Some Salinger For Your Wednesday Night

I love J.D. Salinger. Not only do I think his writing is genius, but I'm also completely fascinated by his life. Watching the 2013 documentary Salinger a few weeks ago, I was intrigued to get a glimpse into his private life from the accounts of those closest to the man. One quality that struck me was his consistent confidence throughout life. A classic case of the boy genius who questions authority, Salinger was quickly thrown out of prep school for disrespecting his teachers. Convinced that he would soon see his work in The New Yorker, I suppose he believed he could learn little from them.
Contrast this with a particular interaction with a fan nearly forty years later. Seeking out the great writer as so many readers did upon completing The Catcher In The Rye, the man hoped Salinger could give him thoughtful advice for his own life. After all, he had felt such a connection to Holden, so who better to counsel him than the character's creator? Alas, after finally tracking down Salinger at his secluded home months later, the fan was swiftly disillusioned. Salinger proclaimed that Catcher was mere fiction and that he couldn't offer any real insight into the complexities of life.
Isn't it interesting that Salinger was always so assured of his talent, yet deemphasized the profoundness of his ideas? What was a focus of the film (and still perplexes me) were his odd interactions with the general public during his life. While some are quick to write Salinger off as a recluse, his exchanges proved to be far too intentional to situate him nicely into this definition. For one, after years without a single interview, Salinger called up a reporter from the New York Times and said something to the extent of "This is a man called Salinger. I can only speak for a few minutes and you'll want to write this down." He then dictated for over an hour exactly what he wanted printed.
Yet despite several pointed forays back into the public scene, after The Catcher In The Rye became a hit and Franny and Zooey was published, Salinger didn't produce the masterpieces devoted fans expected. There is a book of nine short stories out there that I just purchased last weekend. If you haven't, you must read A Perfect Day for Bananafish, available online hereGood news, however, if you've already read it all, for in the next couple of years many more unpublished works of his will be released to the public. If you're anything like me, or that hopeful fan, you'll be quite excited.

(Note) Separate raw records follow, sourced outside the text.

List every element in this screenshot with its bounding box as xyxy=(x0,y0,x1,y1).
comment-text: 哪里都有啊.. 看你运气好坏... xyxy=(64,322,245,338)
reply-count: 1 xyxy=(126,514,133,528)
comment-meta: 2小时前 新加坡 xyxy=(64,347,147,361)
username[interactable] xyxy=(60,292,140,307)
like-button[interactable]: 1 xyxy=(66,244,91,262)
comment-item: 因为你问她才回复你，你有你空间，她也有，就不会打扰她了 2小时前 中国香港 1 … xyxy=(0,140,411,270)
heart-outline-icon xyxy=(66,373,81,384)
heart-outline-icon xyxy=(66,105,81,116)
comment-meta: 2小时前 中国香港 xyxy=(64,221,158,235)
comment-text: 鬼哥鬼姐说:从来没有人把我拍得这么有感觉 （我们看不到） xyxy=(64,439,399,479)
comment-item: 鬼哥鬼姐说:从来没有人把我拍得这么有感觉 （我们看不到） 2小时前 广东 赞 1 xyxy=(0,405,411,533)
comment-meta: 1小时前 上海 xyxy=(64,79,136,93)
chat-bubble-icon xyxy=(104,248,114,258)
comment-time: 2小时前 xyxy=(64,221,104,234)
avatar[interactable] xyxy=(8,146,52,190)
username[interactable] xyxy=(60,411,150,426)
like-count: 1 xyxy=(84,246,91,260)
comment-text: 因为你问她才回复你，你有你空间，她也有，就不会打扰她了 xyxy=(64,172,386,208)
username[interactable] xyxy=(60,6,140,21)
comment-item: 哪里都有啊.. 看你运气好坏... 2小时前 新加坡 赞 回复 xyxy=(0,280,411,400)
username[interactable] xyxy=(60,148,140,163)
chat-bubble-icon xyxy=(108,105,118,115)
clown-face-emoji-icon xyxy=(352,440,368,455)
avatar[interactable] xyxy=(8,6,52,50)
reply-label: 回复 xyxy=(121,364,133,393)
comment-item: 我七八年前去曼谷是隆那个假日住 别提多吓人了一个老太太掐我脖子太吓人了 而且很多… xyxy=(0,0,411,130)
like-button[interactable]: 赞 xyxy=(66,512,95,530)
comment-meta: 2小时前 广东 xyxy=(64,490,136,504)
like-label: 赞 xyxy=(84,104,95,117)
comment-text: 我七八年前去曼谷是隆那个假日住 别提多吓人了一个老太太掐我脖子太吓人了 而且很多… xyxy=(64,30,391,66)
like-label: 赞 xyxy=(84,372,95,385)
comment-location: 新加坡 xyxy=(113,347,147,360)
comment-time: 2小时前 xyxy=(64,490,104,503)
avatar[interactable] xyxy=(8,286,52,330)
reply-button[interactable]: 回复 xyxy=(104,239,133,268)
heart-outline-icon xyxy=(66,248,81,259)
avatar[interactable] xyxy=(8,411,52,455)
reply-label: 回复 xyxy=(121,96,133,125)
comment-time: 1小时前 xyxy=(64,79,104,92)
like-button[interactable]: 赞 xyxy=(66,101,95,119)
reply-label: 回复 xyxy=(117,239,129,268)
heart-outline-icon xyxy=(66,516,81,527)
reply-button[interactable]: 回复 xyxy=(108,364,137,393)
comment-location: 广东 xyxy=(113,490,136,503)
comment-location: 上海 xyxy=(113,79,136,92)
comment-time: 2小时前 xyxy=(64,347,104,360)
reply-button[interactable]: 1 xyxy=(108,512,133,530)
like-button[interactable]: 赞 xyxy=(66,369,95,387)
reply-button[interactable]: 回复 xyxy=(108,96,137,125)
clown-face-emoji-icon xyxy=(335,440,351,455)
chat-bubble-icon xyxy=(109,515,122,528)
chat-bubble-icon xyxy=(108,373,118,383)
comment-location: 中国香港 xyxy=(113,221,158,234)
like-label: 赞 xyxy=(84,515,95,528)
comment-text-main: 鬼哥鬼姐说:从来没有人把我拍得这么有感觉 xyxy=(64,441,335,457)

(And if you're still unconvinced of just how deliberate and meticulous the man was, here's one last anecdote: Ever the proud artist, Salinger presented his publishing company with a finished manuscript, instructing them to either take it exactly as it was or leave it unpublished. The editor perused the story and added one comma to a passage and, thinking its significance minute enough not to mention, returned the final copy to its author. Salinger was furious. Yes, he noticed the comma.)
For now, though, enjoy watching Salinger. How can you not be enthralled by someone who lived with such intention?